A15905, for which two HF02 testers are positive for, is such a marker. It's one of ten SNPs that now comprise the I-A15905 haplogroup. Because SNPs don't pop into a lineage like clockwork, we can only guesstimate the age of the haplogroup. But we might expect that ten SNPs emerged over the course of about 800 to 1200 years. Its "parent" haplogroup is I-Y7198 from which descends Herberts, McNeills, Walkers, Egglestons, Leemings, Busbeys, Weylands, Wheatlands, Slatterys, and more. In other words, I-Y7198 is a large and diverse haplogroup seemingly of British origins. Having evolved in the course of about a thousand years, it's not likely that I-A15905 is comprised of only Herberts. But at least one of the ten markers is certainly Herbert-specific. With more testing among the group, it's possible to isolate the Y-DNA signature for the family.

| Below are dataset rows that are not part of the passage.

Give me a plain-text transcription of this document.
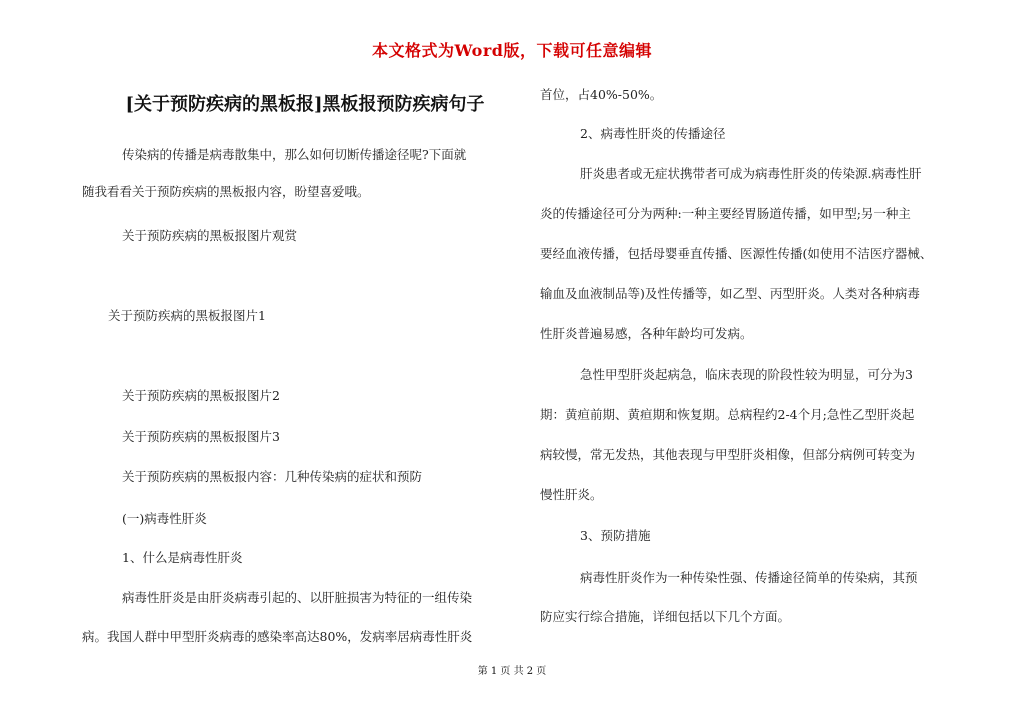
本文格式为Word版，下载可任意编辑
[关于预防疾病的黑板报]黑板报预防疾病句子
传染病的传播是病毒散集中，那么如何切断传播途径呢?下面就
随我看看关于预防疾病的黑板报内容，盼望喜爱哦。
关于预防疾病的黑板报图片观赏
关于预防疾病的黑板报图片1
关于预防疾病的黑板报图片2
关于预防疾病的黑板报图片3
关于预防疾病的黑板报内容：几种传染病的症状和预防
(一)病毒性肝炎
1、什么是病毒性肝炎
病毒性肝炎是由肝炎病毒引起的、以肝脏损害为特征的一组传染
病。我国人群中甲型肝炎病毒的感染率高达80%，发病率居病毒性肝炎
首位，占40%-50%。
2、病毒性肝炎的传播途径
肝炎患者或无症状携带者可成为病毒性肝炎的传染源.病毒性肝
炎的传播途径可分为两种:一种主要经胃肠道传播，如甲型;另一种主
要经血液传播，包括母婴垂直传播、医源性传播(如使用不洁医疗器械、
输血及血液制品等)及性传播等，如乙型、丙型肝炎。人类对各种病毒
性肝炎普遍易感，各种年龄均可发病。
急性甲型肝炎起病急，临床表现的阶段性较为明显，可分为3
期：黄疸前期、黄疸期和恢复期。总病程约2-4个月;急性乙型肝炎起
病较慢，常无发热，其他表现与甲型肝炎相像，但部分病例可转变为
慢性肝炎。
3、预防措施
病毒性肝炎作为一种传染性强、传播途径简单的传染病，其预
防应实行综合措施，详细包括以下几个方面。
第 1 页 共 2 页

And it doesn't necessarily mean taking the expensive Big Y test. SNPs can be tested for individually at Yseq.net for $18 each.

Here's another example from the Cooley DNA Project. Group CF02 undoubtedly came out of Tring, Herfordshire, England. We have found SNP markers that parse the group into at least four lineages: the descendants of Benjamin Cooley, of Samuell Coley, of Nehemiah Cooley, and of a group I call the Goshen (New York) Cooleys. There are good genealogical records for the Cooleys in Herfordshire from the late 16th and early 17th centuries. It's entirely possible that DNA, when compared to the historic record, will more fully sort out the genealogy for these families.

And so it goes. Any scientific or sociological project (and genetic genealogy is both) requires data. The more data, the better the results. I congratulate the Herbert Y-DNA Project for what it has accomplished so far. But genetic genealogy is still in its infancy. There's much more to come!